Lessons of Iraq Policy: U.S.’s Loss Is China’s Gain

Bush’s recent trip to China underscored his waning influence over the Chinese government, and that waning influence is a direct outgrowth of Iraq. China now has a better image in world opinion than does the United States. The South China Morning Post (6/26/05) editorialized that these poll results served as a “cautionary tale” for China:

It was President George W. Bush’s unilateral and belligerent foreign policy that poisoned the wellspring of global sympathy for America after the September 11 terrorist attacks. “¦ Through its rash actions, the Bush administration squandered, in just a couple of years, half a century of America’s hard-earned reputation as a responsible, generally benevolent, superpower. “¦ Chinese leaders, to their credit, seem well aware of the lesson in all this: that a distrusted superpower runs the risk of being ganged up on by the rest of the world.

The way the Bush administration went to war in Iraq has cost the administration a great deal of moral authority and respect in the world. As a result, the administration now has less ability to convince China to extrend greater freedoms to all its citizens. China remains a blind spot in Bush’s 2005 Inaugural pledge to “encourage reform in other governments by making clear that success in our relations will require the decent treatment of their own people.”

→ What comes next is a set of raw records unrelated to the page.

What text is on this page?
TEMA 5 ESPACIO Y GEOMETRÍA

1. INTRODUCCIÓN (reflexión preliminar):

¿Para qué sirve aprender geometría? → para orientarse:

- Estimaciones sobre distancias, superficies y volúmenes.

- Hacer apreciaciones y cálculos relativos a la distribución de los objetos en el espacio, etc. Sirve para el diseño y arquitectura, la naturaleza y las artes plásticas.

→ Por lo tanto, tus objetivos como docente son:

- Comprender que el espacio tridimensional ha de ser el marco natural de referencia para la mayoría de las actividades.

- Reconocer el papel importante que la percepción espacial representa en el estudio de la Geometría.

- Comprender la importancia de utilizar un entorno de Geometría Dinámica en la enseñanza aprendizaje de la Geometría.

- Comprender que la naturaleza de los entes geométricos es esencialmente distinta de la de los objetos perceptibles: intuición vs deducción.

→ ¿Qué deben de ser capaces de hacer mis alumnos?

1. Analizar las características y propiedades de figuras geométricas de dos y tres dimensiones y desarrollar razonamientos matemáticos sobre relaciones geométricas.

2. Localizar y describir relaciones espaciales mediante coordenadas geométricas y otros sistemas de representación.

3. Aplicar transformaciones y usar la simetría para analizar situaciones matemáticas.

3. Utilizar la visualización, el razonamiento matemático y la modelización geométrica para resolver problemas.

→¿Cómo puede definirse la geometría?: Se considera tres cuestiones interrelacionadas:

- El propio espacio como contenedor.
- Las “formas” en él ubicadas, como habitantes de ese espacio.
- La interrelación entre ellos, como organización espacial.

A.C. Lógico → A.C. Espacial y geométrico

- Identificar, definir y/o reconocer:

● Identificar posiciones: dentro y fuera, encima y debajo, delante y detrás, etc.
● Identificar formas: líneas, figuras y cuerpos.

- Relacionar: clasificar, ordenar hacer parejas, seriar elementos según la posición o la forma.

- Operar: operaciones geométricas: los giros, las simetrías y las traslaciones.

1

One example of Bush’s lack of influence can be seen in the administration’s inability to successfully address the issue of China’s treatment of dissidents. Agence France Press reported:

Dissidents told AFP on Saturday that Chinese authorities had detained or put under house arrest at least a dozen dissidents and activists ahead of Bush’s visit to keep them from being heard.

Secretary Rice claimed concerns about these dissidents would be raised “quite vociferously” with the Chinese government, but whatever was said privately was apparently met with a “muted Chinese reaction.” Bush’s public call for greater religious freedom was meant primarily for the U.S. audience, as it did little to affect public discourse in China. The New York Times reported that the only Chinese television coverage of Bush’s visit was his bike ride with Olympic athletes.

As a result of Bush’s handling of Iraq, China can now quash free speech at home and still maintain the upper hand over the United States in terms of global respect.